The cybersecurity company Kaspersky uncovered a widespread scam offering to bypass delays in the ChatGPT web client with a downloadable version, which of course, contained a malicious payload.
It’s time to get smart about artificial intelligence
How to adapt to a world of AI-enabled attacks:
- Actually, use tools like ChatGPT in phishing simulations so participants get used to the better quality and tone of AI-generated communications
- Add effective generative AI awareness training to cybersecurity programs, and teach all the many ways ChatGPT can be used to breach security
- Fight fire with fire — use AI-based cybersecurity tools that use machine learning and natural language processing for threat detection, and to flag suspicious communications for human investigation
- Use ChatGPT-based tools to detect when emails were written by generative AI tools. (OpenAI itself makes such a tool)

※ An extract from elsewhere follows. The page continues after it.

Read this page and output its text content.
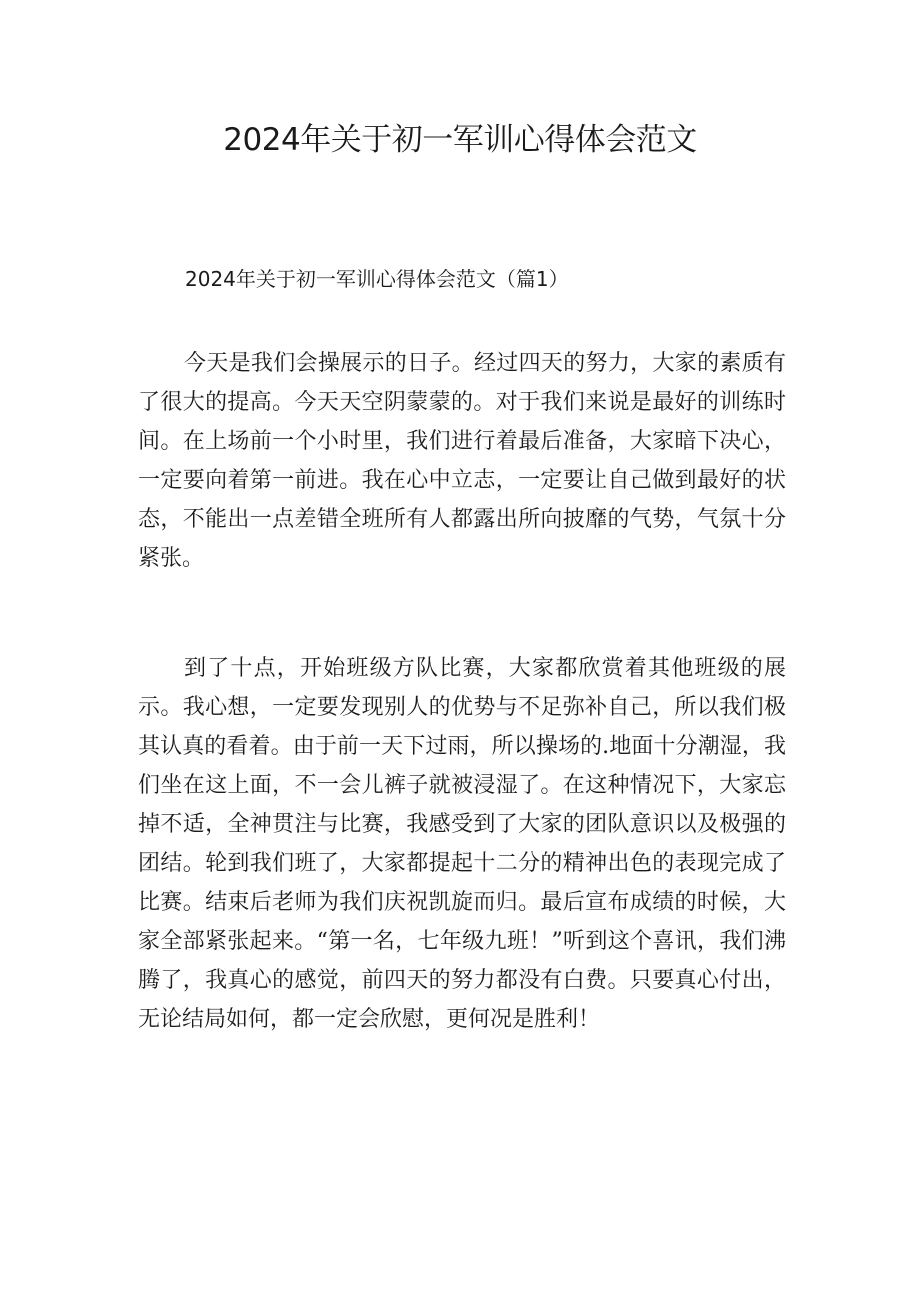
2024年关于初一军训心得体会范文

2024年关于初一军训心得体会范文（篇1）

今天是我们会操展示的日子。经过四天的努力，大家的素质有了很大的提高。今天天空阴蒙蒙的。对于我们来说是最好的训练时间。在上场前一个小时里，我们进行着最后准备，大家暗下决心，一定要向着第一前进。我在心中立志，一定要让自己做到最好的状态，不能出一点差错全班所有人都露出所向披靡的气势，气氛十分紧张。

到了十点，开始班级方队比赛，大家都欣赏着其他班级的展示。我心想，一定要发现别人的优势与不足弥补自己，所以我们极其认真的看着。由于前一天下过雨，所以操场的.地面十分潮湿，我们坐在这上面，不一会儿裤子就被浸湿了。在这种情况下，大家忘掉不适，全神贯注与比赛，我感受到了大家的团队意识以及极强的团结。轮到我们班了，大家都提起十二分的精神出色的表现完成了比赛。结束后老师为我们庆祝凯旋而归。最后宣布成绩的时候，大家全部紧张起来。“第一名，七年级九班！”听到这个喜讯，我们沸腾了，我真心的感觉，前四天的努力都没有白费。只要真心付出，无论结局如何，都一定会欣慰，更何况是胜利！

- Always verify senders of emails, chats and texts
- Stay in constant communication with other professionals in the industry and read widely to stay informed about emerging scams
- And, of course, embrace zero trust.
ChatGPT is just the beginning, and that complicates matters. Over the remainder of the year, dozens of other similar chatbots that can be exploited for social engineering attacks are likely to become available to the public.
The bottom line is that the emergence of free, easy, public AI helps cyber attackers enormously, but the fix is better tools and better education — better cybersecurity all around.